A diamond can do both! Even though they have become famous for their symbol of luxury and beauty, their use extends far beyond the traditional role in the jewellery industry. Diamonds have been recently unvalued as key players in quantum computing, semiconductors, electronics, and optical applications. Understanding diamond’s extraordinary properties can unlock their full potential, revolutionising industries and further developing technology.
In this article, we will primarily focus on quantum computing which is seen as the “next big thing”. Despite the continuous progress, the current field is not fully mature yet.
Diamonds in Quantum Computing: Revealing New Possibilities
Firstly, what is quantum computing? While it is composed of many disciplines, quant computing takes advantage of quantum physics to operate faster and better than conventional computing.
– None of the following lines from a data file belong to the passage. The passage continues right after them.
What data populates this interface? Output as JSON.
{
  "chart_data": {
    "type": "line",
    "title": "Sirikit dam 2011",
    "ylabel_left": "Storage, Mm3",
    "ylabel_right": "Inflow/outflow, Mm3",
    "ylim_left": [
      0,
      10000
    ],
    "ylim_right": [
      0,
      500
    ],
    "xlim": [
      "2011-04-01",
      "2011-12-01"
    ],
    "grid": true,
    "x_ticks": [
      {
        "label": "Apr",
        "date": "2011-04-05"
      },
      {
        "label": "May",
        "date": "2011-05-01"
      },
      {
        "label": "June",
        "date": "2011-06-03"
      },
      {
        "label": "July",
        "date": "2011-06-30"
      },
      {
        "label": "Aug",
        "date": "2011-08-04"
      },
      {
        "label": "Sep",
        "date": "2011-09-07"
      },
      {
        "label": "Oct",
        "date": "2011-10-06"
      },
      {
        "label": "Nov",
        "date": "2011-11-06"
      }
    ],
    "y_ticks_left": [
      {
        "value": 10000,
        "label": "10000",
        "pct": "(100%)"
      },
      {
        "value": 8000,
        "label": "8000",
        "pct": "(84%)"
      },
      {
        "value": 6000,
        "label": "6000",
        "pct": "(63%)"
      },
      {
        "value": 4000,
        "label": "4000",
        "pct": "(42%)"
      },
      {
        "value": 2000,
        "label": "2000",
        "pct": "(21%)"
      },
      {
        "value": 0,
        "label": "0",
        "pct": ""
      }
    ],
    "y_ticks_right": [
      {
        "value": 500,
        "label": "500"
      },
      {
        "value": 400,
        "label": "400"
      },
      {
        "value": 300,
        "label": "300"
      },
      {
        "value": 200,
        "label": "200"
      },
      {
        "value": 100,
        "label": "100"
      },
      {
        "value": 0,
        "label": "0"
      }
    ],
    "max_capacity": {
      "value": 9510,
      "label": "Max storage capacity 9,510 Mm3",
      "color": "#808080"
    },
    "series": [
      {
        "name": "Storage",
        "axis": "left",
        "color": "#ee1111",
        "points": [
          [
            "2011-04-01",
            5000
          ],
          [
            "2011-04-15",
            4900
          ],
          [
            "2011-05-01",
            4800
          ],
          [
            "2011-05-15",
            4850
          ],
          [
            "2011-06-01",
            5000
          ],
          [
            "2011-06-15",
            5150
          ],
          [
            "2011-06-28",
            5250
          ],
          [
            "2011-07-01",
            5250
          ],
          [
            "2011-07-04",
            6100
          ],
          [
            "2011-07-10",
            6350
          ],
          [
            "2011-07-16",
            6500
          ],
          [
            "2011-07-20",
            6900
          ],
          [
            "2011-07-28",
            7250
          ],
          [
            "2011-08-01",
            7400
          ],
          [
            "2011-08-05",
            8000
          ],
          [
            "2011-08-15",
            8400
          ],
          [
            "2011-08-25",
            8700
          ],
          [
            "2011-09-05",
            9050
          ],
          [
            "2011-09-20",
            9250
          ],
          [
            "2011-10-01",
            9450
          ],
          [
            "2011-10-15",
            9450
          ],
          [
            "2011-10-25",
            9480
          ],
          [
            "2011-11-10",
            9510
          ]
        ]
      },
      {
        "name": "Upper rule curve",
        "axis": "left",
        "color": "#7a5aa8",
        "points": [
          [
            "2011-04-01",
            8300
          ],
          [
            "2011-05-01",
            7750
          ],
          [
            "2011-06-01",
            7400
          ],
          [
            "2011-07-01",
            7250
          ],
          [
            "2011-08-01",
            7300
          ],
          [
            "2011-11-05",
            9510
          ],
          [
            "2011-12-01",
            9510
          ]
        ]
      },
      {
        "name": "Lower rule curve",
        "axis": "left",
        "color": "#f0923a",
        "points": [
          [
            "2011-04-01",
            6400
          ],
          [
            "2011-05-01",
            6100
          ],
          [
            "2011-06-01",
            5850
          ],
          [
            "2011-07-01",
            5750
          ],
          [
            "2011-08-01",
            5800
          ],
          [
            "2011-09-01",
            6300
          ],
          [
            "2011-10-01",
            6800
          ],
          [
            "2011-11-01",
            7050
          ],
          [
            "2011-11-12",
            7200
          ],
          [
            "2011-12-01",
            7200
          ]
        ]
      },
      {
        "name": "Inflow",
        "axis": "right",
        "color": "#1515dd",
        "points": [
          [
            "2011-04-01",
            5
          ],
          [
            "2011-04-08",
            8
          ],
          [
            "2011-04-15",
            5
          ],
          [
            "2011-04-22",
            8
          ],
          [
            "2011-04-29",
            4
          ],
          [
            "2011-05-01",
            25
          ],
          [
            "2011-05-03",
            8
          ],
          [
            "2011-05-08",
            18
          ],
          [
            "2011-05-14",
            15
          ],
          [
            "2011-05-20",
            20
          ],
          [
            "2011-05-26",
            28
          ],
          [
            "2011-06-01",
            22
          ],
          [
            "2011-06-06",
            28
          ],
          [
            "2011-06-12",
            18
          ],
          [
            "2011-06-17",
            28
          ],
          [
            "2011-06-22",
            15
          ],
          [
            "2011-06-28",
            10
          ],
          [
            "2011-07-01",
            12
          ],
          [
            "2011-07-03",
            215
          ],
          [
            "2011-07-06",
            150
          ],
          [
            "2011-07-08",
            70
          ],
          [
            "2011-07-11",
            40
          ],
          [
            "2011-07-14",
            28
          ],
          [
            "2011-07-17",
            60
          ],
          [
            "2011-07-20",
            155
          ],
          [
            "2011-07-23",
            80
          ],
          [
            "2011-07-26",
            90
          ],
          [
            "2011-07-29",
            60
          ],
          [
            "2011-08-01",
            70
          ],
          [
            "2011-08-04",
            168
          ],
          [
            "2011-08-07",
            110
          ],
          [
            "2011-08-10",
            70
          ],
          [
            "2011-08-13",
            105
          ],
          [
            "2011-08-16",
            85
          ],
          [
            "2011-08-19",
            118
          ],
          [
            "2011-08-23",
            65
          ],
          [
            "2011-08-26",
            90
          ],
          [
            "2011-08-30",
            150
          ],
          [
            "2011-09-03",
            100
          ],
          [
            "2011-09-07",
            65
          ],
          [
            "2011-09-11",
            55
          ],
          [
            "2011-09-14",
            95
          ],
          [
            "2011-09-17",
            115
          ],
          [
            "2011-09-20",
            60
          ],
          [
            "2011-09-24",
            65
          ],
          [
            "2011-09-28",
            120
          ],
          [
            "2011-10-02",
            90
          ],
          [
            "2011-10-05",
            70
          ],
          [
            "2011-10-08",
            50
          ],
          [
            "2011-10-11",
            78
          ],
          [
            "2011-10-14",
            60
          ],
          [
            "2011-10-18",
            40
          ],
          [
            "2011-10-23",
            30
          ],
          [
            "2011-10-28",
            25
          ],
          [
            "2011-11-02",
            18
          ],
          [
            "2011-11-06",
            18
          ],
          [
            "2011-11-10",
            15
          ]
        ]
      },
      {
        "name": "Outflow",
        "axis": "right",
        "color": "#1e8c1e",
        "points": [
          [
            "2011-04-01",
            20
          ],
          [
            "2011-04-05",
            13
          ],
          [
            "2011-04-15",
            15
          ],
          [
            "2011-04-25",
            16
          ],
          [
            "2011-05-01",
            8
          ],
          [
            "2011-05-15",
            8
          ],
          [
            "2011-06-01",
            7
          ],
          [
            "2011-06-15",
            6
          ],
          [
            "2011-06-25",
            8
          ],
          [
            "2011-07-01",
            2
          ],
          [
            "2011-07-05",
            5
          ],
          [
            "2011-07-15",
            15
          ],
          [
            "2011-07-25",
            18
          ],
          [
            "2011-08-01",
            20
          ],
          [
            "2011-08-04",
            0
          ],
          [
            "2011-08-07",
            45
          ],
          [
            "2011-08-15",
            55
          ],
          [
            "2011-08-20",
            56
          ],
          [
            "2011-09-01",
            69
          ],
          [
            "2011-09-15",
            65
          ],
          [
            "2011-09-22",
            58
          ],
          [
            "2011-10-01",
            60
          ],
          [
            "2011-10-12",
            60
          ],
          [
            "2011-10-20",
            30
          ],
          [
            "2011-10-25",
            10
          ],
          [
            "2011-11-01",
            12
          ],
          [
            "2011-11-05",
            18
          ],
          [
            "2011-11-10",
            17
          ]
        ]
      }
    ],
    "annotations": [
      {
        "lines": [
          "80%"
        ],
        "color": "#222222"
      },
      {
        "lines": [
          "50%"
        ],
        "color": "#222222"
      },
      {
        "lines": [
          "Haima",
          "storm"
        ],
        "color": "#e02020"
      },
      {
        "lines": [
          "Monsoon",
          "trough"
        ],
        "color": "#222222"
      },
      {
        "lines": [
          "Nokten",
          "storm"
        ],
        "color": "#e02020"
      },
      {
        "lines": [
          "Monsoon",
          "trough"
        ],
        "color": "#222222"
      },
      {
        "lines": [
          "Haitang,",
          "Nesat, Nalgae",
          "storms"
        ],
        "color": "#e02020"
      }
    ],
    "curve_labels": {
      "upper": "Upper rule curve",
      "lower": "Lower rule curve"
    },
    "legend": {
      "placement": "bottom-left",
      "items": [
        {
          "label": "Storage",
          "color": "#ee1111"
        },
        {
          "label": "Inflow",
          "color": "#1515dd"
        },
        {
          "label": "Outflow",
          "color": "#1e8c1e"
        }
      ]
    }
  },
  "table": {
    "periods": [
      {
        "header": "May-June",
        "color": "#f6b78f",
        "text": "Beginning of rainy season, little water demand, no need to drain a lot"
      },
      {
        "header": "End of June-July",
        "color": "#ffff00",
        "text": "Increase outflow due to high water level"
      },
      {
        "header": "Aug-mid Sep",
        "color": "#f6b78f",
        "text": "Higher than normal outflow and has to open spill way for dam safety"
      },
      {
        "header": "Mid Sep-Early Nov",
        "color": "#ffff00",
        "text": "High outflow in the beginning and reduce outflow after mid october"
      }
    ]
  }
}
Diamonds, specifically those containing nitrogen-vacancy (NV) centres, can be utilised as qubits which are the fundamental units of quantum information aka the building blocks of quantum computers. There has been a lot of recent research at MIT and MITRE with researchers using diamond colour centres as qubits due to their scalability and compatibility with modern semiconductor manufacturing. These colour centers are compact meaning they have longer stability and can be manipulated at room temperature. (Fun fact: Most quantum systems are kept inside very very cold refrigerators!)
Beyond computing, these NV centres in diamonds can also be used to develop quantum sensors to detect minute changes in magnetic fields. This is highly valuable in the scientific field.
Diamonds as Semiconductors: Advancing Electronics
Among all the unique properties of diamonds, there are 2, thermal conductivity and wide bandgap, that make them ideal as semiconductors in electronics. They can handle very high voltages and temperatures which is essential for high-power electronics. This can be used in renewable energy systems, contributing to sustainable technology solutions. Diamonds’ superior heat dissipation properties limit overheating problems and are still efficient in their performance.
But these are just 2 examples! Diamonds have many more properties and abilities that make them valuable in a variety of high-tech applications.
- Radiation-Hardened Electronics: Diamonds have resistance to radiation and are therefore being used to create radiation-hardened electronics
- Optical Applications: Having a very broad transmission spectrum, diamonds have found their use in spectroscopy and the development of advanced lenses and coatings.
Are There Any Challenges?
- Synthetic diamonds are mainly used for all these technological applications, which means they must be scaled up to meet demand in the future.
- Diamond-based technologies are very expensive!
- Not all technology is fully developed yet
Conclusion
The future of diamonds extends far beyond their traditional role in the jewellery industry.
With the variety and amount of properties diamonds have, they can outperform many materials that are currently being used in technology and the growth of synthetic diamonds will have a great impact in the engineering world. Despite the challenges that the industry is currently facing, the opportunities are incredibly promising! In fact, this is only the beginning, and their potential can revolutionise the world!